By Army Capt. Andrew Nelson
Nebraska National Guard
OMAHA, Neb. (6/24/11) – As airliners came in for landing here at Eppley Airfield, Nebraska National Guard members from Detachment 2, 165th Quartermaster Company, did their part to prevent catastrophe by rigging 2,000 to 2,500 pound sandbags.
The sandbags, intended to hold back flood waters should the levee that protects Omaha's major airport fail, would be dropped by helicopter at the breach point.
U.S. Army Corps of Engineers inundation maps indicate Eppley could be under several feet of water if the levee protecting it from the Missouri River fails.
The mission is part of the Nebraska National Guard's on-going efforts to help local emergency management official's deal with the historic Missouri River flooding taking place along Nebraska's eastern border.
"The water is just right over the berm there and if it were to break, this airport would be inoperational." said Army Staff Sgt. Keith Cox, who was directing efforts that day.
This would be a particularly onerous problem, considering that on that day, June 17, baseball fans were converging on Omaha for the beginning of the College World Series, which is scheduled to last most of the rest of the month.
All that seemed remote on that afternoon on Cargo Ramp B at Eppley's far northwest side. As the sun shone down and caused the temperature to soar toward 88, the riggers attached cables and nylon slings while commercial and airliners landed and took off a relatively short distance away.
"We'd like it if it were about 70 degrees and breezy, but it is what it is. It's Nebraska," said Army Spc. Joshua Peavy as he worked to install the slings to the sandbags to a row of white sandbags.

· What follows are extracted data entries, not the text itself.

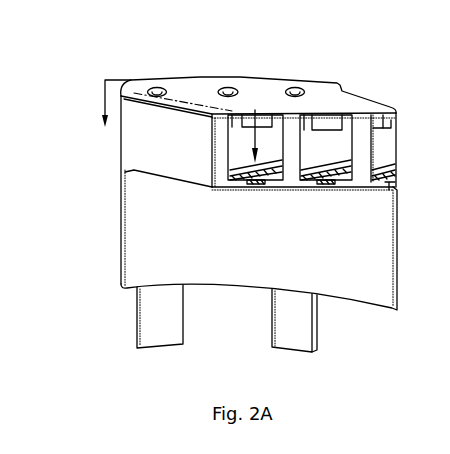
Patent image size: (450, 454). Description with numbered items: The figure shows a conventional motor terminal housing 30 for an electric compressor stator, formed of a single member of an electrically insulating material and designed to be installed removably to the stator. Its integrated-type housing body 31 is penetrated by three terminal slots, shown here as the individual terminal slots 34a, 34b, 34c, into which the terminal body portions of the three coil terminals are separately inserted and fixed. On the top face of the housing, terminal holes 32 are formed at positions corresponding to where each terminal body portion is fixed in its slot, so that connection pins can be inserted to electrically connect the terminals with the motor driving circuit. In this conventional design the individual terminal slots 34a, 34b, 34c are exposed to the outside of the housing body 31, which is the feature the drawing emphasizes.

The terminal housing 30 is at (108, 276).
The housing body 31 is at (137, 219).
The terminal hole 32 is at (293, 89).
The terminal slot 34a is at (267, 167).
The terminal slot 34b is at (337, 153).
The terminal slot 34c is at (380, 133).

Cargo Ramp B offered no shade, so some of the Nebraska Army Guard riggers wore flight suits rolled down to the waist, like Army Pvt. Robin Bruscato.
"It's actually pretty easy once we get everything figured out," she said. "It gets me doing kind of what I signed up for the Army for… to help others."
A Nebraska Army National Guard UH-60 Black Hawk helicopter is staged on the east side of the airport nearly a mile-and-a-half away.
In the event of a breech, the Black Hawk would take off, rumble over the runways to Cargo Ramp B and hover above as the riggers attach the sandbags, then fly back across the airport, giant sandbags dangling, drop them in the appropriate spot and repeat. Roughly 400 sandbags were being readied.
"The great thing about being in the Guard is it's for a good cause. You get to help Nebraskans," Peavey said. "It's what we signed up for."